Just like polarized sunglasses, a polarizing lens filter reduces glare from the sunlight that reflects off water and even haze. Some comparison shots taken with and without a polarizer are nothing short of amazing, so given my predilection for landscapes, I recently picked one up and played with it for the first time this weekend.
The filter screws on to the end of the lens (in my case a Pentax DA 35mm Limited) and the outer ring rotates independently so you can adjust the degree of polarization. 90° of rotation is all it takes to go from full polarization to no polarization. You can experience the same effect with polarized sunglasses by turning your head sideways while looking at a body of water.
In the course of figuring out how it worked, I ended up taking some comparison shots without really meaning to. At first the effect was quite subtle, at least until I learned what to look for.
Here’s a fairly pedestrian shot of what looks like a small abandoned boat on the edge of the wetlands around Tubbs Island. The difference between the two versions is pretty dramatic. In the first the water looks blue and reflective, and in the second the water is brown, and you can clearly see the dark marsh grass just below the surface. Also notice how much more vibrant the greens look on the land in the back right of the second. On the other hand, the boat is a tad overexposed. Note: I did no editing to either of these photos besides resizing them.

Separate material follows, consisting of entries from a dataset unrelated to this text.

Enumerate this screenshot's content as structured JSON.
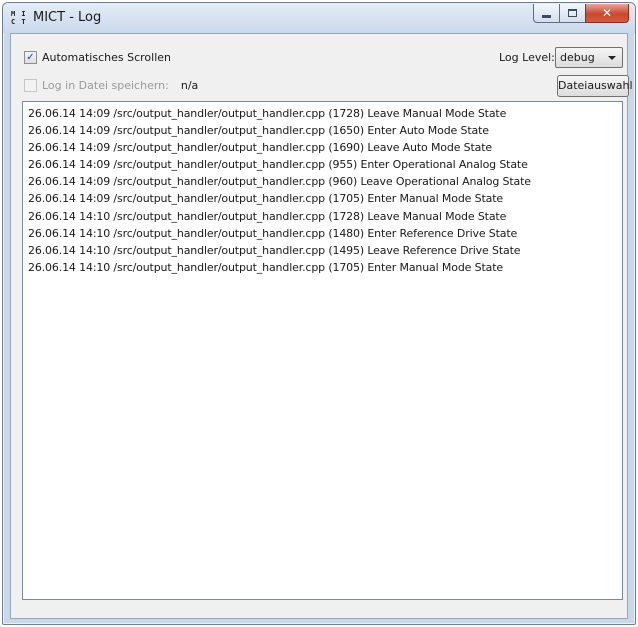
{
  "window": {
    "title": "MICT - Log",
    "app_icon_text": "M I\nC T"
  },
  "controls": {
    "auto_scroll_label": "Automatisches Scrollen",
    "auto_scroll_checked": true,
    "save_to_file_label": "Log in Datei speichern:",
    "save_to_file_checked": false,
    "save_path_value": "n/a",
    "log_level_label": "Log Level:",
    "log_level_value": "debug",
    "file_select_button": "Dateiauswahl"
  },
  "log": {
    "lines": [
      "26.06.14 14:09 /src/output_handler/output_handler.cpp (1728) Leave Manual Mode State",
      "26.06.14 14:09 /src/output_handler/output_handler.cpp (1650) Enter Auto Mode State",
      "26.06.14 14:09 /src/output_handler/output_handler.cpp (1690) Leave Auto Mode State",
      "26.06.14 14:09 /src/output_handler/output_handler.cpp (955) Enter Operational Analog State",
      "26.06.14 14:09 /src/output_handler/output_handler.cpp (960) Leave Operational Analog State",
      "26.06.14 14:09 /src/output_handler/output_handler.cpp (1705) Enter Manual Mode State",
      "26.06.14 14:10 /src/output_handler/output_handler.cpp (1728) Leave Manual Mode State",
      "26.06.14 14:10 /src/output_handler/output_handler.cpp (1480) Enter Reference Drive State",
      "26.06.14 14:10 /src/output_handler/output_handler.cpp (1495) Leave Reference Drive State",
      "26.06.14 14:10 /src/output_handler/output_handler.cpp (1705) Enter Manual Mode State"
    ]
  },
  "icons": {
    "minimize": "minimize-icon",
    "maximize": "maximize-icon",
    "close": "close-icon",
    "checkmark": "checkmark-icon",
    "dropdown": "chevron-down-icon"
  },
  "colors": {
    "close_button": "#c9482f",
    "titlebar": "#cad9ec"
  }
}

What surprised me is that the effect of filtering out the reflected light did not always result in a superior picture. I ended up taking two shots of the mudflats after the tide had gone out, and in the one with the polarizer (the second), the contrast between the water and the mud was greatly reduced, to the detriment of the photo. So I took another shot without polarization (the first), which I liked much better. Note: I gently tweaked the contract, saturation, and color balance in the first photo, but not the second.